Most commercial leases have a section about permitted uses. These are terms dictating exactly how you, the tenant, can use the space. These permitted uses can get quite specific, and in some circumstances, may become problematic down the line.

Say you have a lease that permits bike sales. Six months down the line, if you decide you also want to set up a repair service in one area of the space, does the lease allow for it?

Is the landlord requesting a personal guarantee?

A personal guarantee is a method some landlords use to minimize the risk on their end, particularly with new companies. Essentially, if the business goes belly-up and you, the tenant, default on the lease, you guarantee you will pay everything off – even with your own personal assets, if necessary. That means your savings or home could end up settling the debt.

Whether you feel this is acceptable or not is up to you, but it is absolutely vital to know if it exists as part of the lease agreement.

Will the rent change? And how?

Some landlords like to add automatic rent increases in a lease. If this is the case, you may want to make sure it clearly states:

  • What will cause the increase
  • Whether the rent increase is a predetermined amount or calculated based on something else, such as an economic measurement
  • Whether there is a cap to the rent hike

You don’t want to get caught in a situation where the landlord has free reign to increase rent at any time, by any amount.

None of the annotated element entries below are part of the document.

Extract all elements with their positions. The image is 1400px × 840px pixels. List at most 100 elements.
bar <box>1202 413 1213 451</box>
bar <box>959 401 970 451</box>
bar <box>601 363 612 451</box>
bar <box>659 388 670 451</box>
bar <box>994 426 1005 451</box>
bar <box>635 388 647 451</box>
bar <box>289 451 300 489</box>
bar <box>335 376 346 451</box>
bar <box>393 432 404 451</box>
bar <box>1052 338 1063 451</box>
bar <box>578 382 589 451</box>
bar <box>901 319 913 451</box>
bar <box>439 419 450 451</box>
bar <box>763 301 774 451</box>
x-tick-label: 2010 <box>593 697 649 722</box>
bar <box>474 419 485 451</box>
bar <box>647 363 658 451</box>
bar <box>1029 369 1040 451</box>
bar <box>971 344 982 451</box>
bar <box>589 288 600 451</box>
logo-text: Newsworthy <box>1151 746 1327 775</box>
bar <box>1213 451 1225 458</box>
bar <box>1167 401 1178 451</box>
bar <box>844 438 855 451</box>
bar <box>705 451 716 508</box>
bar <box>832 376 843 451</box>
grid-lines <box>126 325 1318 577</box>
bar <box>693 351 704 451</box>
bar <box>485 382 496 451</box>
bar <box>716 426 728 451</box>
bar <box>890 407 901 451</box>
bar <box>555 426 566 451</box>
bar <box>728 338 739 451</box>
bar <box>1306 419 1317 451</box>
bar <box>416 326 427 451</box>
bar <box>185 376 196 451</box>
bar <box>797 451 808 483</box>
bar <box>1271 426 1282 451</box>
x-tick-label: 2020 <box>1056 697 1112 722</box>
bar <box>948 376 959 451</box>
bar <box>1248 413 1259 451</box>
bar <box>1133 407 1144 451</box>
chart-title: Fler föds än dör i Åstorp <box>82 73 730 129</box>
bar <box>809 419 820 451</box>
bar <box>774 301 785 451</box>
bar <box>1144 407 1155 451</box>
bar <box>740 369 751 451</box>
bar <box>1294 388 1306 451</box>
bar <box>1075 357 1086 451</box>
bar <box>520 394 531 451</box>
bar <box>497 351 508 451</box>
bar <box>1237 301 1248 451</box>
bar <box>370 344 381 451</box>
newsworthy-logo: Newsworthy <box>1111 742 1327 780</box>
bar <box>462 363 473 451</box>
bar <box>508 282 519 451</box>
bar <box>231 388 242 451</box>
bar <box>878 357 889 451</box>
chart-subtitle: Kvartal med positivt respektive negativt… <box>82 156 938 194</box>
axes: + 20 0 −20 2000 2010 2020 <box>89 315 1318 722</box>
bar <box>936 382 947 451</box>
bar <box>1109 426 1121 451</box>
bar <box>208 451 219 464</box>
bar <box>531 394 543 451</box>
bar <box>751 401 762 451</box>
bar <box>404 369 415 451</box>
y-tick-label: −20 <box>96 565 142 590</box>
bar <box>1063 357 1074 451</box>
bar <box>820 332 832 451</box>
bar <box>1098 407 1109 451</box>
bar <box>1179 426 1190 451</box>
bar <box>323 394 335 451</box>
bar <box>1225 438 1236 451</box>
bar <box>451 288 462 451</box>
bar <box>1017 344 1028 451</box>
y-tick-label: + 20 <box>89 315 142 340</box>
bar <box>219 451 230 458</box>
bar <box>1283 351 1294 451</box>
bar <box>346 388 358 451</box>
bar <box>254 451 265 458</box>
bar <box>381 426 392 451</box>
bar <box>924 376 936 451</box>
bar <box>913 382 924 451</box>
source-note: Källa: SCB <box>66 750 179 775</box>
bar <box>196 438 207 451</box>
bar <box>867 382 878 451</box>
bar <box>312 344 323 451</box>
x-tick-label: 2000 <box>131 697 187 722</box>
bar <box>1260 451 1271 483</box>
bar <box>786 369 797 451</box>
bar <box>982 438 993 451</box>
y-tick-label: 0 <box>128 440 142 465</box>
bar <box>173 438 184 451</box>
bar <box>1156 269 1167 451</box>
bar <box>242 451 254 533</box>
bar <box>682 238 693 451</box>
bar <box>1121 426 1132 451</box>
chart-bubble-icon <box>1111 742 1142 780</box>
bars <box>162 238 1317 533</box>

What happens if I need to exit the lease early?

Having a predictable exit plan can be important. It doesn’t have to be because of a bad reason. Sometimes a successful business needs to expand faster than anticipated, requiring a new space.

Many commercial leases contain early outs, so make sure you are familiar with the terms – and that they seem fair. In some cases, a lease might allow the tenant to sublet in order to remain compliant. Having this option can be beneficial.